Le fait qu’il s’agisse réellement de réconfort est discutable, étant donné que, par exemple, les gens sont élevés dans la peur d’aller en enfer. Ils pourraient en fait être réconfortés par l’absence de religion, suivant leur éducation. Bien que beaucoup d’entre nous aient peur de la mort, je crois qu’il y a quelque chose d’illogique là-dedans.

La religion crée-t-elle un mécanisme social utile indépendamment des croyances qu’ont les gens, renforçant ainsi la discipline sociale et usant du pouvoir du péché religieux pour renforcer l’adhésion aux lois artificielles ?

(Capt.Joekickass/flickr)Le principe de « la carotte et du bâton » de la religion (à savoir Dieu te punira ou te récompensera) est la plus ignoble des raisons d’être bon. Un philosophe moral pourrait mettre par écrit de bien meilleures raisons d’être bon. Certains diraient que je suis cynique, mais les gens ont besoin de la carotte et du bâton pour être bons. Dans Pour en finir avec Dieu je racontais une anecdote du psychologue américano-canadien Steven Pinker, qui avait été témoin de la grève de la police canadienne de Montréal en 1969, lors de laquelle la population s'était sentie libre de faire tout et n'importe quoi dans la ville.

Avec cet exemple en tête, vous pensez que ce n’est pas l’existence de Dieu qui régente le comportement des gens, mais les règles et les lois que les hommes ont créées. Et si on abolissait Dieu ?

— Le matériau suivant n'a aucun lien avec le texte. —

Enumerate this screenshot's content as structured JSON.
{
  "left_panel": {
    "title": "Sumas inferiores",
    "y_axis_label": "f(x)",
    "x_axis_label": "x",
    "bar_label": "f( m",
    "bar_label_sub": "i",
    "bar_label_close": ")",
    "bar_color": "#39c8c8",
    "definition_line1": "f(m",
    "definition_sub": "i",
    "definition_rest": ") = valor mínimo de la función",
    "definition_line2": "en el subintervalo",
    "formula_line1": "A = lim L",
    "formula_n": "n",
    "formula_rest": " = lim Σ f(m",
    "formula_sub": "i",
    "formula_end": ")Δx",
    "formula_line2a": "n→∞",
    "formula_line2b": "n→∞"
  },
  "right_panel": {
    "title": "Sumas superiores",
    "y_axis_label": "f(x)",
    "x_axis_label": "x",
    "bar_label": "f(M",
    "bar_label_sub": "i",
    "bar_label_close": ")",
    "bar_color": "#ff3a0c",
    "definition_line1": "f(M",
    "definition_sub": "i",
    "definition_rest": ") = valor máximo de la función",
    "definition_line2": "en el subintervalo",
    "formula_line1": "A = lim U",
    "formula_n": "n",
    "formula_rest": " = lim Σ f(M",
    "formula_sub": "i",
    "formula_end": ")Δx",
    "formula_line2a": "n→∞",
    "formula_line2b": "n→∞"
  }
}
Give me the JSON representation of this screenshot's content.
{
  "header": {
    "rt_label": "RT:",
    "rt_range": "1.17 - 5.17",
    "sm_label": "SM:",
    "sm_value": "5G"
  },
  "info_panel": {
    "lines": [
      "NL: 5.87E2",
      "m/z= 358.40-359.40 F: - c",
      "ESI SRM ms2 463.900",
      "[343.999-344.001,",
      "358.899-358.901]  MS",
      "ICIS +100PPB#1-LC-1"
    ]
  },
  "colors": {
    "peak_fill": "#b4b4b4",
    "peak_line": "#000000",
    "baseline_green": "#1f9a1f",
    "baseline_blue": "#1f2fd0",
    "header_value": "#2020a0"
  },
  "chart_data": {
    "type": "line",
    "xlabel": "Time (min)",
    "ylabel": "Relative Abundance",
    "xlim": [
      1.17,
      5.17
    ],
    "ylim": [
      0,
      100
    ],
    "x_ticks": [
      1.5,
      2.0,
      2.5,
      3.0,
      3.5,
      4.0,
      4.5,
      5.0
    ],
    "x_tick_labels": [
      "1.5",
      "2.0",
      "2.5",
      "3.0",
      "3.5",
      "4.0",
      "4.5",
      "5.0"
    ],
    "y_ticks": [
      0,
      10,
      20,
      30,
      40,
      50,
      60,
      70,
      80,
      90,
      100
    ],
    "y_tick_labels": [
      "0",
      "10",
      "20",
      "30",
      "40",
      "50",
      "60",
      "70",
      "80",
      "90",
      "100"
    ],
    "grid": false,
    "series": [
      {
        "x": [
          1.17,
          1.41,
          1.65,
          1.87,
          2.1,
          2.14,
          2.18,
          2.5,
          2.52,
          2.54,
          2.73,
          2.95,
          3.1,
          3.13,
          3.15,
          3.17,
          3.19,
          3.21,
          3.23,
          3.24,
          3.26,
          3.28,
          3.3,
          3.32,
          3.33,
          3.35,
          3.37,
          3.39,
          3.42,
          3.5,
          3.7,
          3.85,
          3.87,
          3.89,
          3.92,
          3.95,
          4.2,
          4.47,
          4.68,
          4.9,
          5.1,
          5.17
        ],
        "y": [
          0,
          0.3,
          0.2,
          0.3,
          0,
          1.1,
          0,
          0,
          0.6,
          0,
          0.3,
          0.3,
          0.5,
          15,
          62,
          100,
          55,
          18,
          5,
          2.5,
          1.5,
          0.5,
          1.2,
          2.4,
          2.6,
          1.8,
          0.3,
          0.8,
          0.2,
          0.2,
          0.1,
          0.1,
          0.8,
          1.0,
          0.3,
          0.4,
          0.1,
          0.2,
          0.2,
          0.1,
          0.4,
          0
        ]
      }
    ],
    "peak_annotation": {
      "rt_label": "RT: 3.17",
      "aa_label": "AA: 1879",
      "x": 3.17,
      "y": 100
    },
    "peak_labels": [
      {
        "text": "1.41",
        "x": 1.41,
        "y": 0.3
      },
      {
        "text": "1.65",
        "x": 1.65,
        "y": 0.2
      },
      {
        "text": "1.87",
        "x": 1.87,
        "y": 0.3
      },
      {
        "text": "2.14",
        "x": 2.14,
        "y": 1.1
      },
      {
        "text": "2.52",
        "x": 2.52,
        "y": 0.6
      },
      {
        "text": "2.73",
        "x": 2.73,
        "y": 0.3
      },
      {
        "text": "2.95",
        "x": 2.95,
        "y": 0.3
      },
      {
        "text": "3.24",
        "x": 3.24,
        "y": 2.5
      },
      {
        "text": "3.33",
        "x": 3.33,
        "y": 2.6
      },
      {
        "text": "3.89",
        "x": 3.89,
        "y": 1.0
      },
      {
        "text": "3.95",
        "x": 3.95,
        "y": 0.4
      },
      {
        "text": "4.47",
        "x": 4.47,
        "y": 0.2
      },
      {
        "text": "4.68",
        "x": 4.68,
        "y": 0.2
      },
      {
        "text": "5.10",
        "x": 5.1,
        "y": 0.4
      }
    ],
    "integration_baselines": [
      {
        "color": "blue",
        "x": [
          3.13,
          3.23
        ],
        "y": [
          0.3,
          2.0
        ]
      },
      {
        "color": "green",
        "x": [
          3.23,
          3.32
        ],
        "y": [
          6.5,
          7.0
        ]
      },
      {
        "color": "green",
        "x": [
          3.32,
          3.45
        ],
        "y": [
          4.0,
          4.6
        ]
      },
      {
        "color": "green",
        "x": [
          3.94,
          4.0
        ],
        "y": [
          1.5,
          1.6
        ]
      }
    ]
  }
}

Ce serait comme une grève de la police. Le peuple se mettrait à tout saccager, dans l’immoralité la plus absolue. Cela m’amène à remettre en question la sincérité de la plupart de ces émeutiers. J’imagine que nombre d’entre eux se seraient déclarés croyants. Il semble que ces policiers, ces hommes, agissent comme une véritable force de dissuasion, et je trouve ça impressionnant. En tant que darwinien, je crois que la plupart d’entre nous ont leur propre moralité, tout comme le désir sexuel fait partie intégrante de nous, de par justement ce passé darwinien. Nous avons des notions de justice, d’équité, d’empathie et de compassion vis-à-vis des personnes en difficultés ou qui souffrent.

Pourquoi tant de grands scientifiques, pourtant si expérimentés dans la « méthode scientifique », arrivent-ils quand même à garder leur croyance religieuse ?

Je ne suis pas sûr que ce soit toujours le cas de nos jours. Je pense que la grande révolution aurait dû arriver avec Darwin. Je suis complètement indifférent au fait que Newton était croyant. Et on pourrait s’attendre à ce que n'importe qui ayant vécu avant Darwin soit croyant. Aujourd’hui, si vous trouvez un grand scientifique qui est croyant, interrogez-le, demandez-lui s’il pense vraiment qu’une intelligence surnaturelle écoute nos prières, lit dans nos pensées et pardonne nos péchés. Ou s'il est plutôt comme Einstein, qui croyait en l’utilisation d’un langage quasi-religieux pour exprimer son profond respect pour les merveilles et mystères de l’univers.

Le prochain livre de Richard Dawkins traitant des preuves de l’évolution sortira au cours de l’été 2009.